The kitchen It is big and cozy. With abundant wooden furniture and a beautiful maroon carpet. And the only bedroom that can be seen, but not enter (in fact everything must be seen behind the safety laces, logical) is that of their parents. Elvis was an only child, and after a difficult childhood at an economic level, he promised that his parents would not lack anything if he earned money. Said and done, a beautiful light colored room and lilac bed on the ground floor of Graceland. That way they didn't have to climb stairs.
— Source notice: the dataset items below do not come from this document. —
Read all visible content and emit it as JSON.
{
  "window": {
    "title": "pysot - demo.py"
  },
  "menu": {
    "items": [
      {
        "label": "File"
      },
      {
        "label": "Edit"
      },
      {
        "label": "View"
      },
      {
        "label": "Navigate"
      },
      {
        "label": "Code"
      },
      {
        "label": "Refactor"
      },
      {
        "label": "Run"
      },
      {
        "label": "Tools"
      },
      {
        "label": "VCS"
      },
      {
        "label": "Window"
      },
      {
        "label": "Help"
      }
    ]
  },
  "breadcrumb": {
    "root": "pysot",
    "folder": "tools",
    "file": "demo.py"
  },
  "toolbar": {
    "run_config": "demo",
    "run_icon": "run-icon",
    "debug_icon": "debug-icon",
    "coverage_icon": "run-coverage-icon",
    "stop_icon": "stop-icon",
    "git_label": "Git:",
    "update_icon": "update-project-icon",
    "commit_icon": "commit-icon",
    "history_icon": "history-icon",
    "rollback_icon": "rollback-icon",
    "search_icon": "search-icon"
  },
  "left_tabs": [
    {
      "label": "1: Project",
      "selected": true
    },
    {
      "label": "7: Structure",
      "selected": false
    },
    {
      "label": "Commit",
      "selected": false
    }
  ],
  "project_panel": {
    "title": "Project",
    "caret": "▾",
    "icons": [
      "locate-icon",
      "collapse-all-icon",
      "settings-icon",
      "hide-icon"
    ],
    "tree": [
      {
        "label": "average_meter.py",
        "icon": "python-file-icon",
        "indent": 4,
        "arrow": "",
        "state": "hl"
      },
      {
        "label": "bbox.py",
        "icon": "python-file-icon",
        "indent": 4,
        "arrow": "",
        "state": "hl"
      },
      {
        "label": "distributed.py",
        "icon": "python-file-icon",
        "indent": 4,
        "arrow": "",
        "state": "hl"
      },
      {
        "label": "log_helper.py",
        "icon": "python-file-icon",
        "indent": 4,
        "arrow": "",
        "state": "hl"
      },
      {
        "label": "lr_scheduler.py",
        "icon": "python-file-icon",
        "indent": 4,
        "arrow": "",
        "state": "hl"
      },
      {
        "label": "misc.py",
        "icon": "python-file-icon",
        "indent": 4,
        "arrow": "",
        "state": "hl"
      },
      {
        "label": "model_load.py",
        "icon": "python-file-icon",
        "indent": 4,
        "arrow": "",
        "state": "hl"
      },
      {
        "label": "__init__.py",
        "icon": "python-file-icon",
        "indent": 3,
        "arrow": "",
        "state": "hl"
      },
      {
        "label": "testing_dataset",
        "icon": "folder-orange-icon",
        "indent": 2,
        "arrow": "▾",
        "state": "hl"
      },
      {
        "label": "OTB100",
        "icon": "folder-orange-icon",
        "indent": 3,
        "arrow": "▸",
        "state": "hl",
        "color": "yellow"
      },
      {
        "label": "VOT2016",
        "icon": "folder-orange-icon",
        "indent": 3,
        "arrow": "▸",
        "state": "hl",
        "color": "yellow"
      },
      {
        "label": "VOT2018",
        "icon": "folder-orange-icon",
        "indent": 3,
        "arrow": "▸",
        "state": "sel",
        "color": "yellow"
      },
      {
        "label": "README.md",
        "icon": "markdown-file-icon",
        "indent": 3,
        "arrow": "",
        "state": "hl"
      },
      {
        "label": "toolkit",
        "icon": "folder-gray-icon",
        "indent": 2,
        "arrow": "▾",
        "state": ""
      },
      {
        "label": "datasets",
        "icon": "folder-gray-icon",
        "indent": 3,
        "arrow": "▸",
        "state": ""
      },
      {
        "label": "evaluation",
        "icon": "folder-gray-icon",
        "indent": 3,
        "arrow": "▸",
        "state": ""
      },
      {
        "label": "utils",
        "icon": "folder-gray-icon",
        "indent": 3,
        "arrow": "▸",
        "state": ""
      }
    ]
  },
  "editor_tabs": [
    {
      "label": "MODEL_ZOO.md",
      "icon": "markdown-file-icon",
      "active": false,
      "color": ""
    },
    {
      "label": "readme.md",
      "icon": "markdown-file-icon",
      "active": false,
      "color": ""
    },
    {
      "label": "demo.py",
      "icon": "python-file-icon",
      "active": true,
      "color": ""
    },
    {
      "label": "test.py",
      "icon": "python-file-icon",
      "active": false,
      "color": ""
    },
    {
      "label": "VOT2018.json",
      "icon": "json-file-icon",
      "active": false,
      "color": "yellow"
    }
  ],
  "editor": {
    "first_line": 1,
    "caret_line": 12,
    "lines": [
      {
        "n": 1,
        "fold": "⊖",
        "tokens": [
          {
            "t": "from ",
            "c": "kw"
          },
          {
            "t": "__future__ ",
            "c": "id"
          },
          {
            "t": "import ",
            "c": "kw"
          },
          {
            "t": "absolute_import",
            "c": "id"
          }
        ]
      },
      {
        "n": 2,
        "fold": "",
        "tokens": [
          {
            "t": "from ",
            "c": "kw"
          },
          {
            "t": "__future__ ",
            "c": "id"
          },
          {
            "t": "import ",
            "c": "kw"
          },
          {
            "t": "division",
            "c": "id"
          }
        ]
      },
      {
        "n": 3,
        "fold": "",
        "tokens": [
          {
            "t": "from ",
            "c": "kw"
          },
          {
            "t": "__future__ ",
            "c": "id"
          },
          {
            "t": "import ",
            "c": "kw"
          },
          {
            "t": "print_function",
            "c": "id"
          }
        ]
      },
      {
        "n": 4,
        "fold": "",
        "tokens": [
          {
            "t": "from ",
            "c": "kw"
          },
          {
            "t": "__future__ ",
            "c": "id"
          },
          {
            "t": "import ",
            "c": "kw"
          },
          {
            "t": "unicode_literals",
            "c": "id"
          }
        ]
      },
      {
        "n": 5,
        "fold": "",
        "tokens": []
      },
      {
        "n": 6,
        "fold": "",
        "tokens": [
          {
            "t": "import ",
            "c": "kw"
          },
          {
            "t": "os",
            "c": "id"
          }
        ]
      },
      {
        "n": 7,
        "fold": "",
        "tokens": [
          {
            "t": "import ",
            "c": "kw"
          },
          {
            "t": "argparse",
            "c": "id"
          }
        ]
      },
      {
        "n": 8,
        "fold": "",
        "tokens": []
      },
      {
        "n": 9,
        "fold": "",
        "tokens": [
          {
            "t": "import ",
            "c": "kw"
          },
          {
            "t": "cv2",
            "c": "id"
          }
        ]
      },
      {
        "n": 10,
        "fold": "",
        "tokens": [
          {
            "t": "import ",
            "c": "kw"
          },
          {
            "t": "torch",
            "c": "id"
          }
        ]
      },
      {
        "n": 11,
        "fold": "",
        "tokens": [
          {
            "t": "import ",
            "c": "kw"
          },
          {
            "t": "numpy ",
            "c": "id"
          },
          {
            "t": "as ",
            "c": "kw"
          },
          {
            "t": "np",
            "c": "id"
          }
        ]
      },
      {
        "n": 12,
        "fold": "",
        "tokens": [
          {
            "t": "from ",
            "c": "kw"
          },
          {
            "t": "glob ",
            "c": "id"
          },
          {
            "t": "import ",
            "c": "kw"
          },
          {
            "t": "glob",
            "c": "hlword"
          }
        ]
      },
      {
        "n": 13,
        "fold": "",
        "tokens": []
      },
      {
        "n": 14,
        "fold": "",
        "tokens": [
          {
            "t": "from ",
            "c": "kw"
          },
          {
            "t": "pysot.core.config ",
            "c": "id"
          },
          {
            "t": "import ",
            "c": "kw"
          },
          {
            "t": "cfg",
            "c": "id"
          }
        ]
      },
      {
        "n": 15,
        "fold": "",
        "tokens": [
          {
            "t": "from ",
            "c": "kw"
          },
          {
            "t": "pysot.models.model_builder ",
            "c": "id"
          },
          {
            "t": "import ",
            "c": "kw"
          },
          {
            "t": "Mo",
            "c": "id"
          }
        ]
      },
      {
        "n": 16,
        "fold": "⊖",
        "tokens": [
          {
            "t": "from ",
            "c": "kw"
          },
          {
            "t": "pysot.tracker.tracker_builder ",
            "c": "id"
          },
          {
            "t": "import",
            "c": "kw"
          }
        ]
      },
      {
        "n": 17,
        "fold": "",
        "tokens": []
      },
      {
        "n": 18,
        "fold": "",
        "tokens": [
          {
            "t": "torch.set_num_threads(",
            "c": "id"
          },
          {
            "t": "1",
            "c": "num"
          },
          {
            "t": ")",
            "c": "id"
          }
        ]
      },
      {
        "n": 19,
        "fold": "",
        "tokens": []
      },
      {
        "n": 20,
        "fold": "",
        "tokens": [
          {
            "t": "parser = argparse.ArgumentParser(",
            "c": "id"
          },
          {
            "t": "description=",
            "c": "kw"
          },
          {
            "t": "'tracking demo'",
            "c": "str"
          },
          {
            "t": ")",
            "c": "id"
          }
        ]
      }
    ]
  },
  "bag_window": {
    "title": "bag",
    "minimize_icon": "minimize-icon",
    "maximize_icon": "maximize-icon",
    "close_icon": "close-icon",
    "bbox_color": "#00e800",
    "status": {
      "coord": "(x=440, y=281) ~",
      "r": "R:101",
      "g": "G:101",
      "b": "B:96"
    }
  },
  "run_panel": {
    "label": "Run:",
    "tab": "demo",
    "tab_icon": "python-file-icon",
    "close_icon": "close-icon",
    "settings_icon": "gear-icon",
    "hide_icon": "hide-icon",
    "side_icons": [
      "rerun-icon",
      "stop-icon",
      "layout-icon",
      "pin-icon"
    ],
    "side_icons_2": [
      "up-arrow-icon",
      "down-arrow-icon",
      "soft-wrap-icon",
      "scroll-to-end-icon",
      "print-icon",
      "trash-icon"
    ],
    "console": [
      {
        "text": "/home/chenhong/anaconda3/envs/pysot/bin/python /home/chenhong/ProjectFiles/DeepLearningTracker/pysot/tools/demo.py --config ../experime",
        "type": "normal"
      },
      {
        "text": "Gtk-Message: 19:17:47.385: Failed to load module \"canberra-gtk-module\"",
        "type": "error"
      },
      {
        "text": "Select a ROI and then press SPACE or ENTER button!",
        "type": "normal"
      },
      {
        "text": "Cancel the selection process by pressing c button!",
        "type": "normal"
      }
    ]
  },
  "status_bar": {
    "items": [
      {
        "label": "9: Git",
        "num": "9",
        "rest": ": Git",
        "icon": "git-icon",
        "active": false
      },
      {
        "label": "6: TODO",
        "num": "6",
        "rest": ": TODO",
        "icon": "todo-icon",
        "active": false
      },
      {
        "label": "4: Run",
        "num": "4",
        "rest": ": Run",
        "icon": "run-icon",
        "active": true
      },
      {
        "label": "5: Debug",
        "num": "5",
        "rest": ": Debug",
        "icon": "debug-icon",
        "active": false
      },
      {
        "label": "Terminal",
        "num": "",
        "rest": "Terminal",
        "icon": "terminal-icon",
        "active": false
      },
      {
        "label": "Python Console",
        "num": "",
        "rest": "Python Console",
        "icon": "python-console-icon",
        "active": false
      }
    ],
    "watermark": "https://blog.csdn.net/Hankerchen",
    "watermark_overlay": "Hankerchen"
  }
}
The total morbidity (in this case yes, morbo) would be to see the king's bedroom, but access to the upstairs, and its private areas, is prohibited, since they have decided to preserve the privacy of the place where Elvis's body was found for the last time. A beautiful detail, which has further fed the rumorology of those who believe that Elvis simulated his death to escape fame, and still lives comfortably in Graceland, in areas of the house that cannot be visited.
The best of the house is in the «basement»: A billiard room as cozy as it is strident, for its mix of colors, and above all, the television room: a kind of hiding place that would delight any villain in James Bond (of the Roger Moore era, of course ). A room of yellow and black tones with large sofas to relax and three televisions put online. It seems that Elvis learned that the president of the United States (at that time Lyndon B. Johnson) had three televisions to follow the information on the only three channels at the time, and he did not want to be less. In this kind of secret control room you could not miss an elegant bar counter. You can almost imagine the villain of Bond, serving a martini to the elegant English spy, at that moment in the movie in which they are still testing, and sending, verbally, underlying threats in each sentence.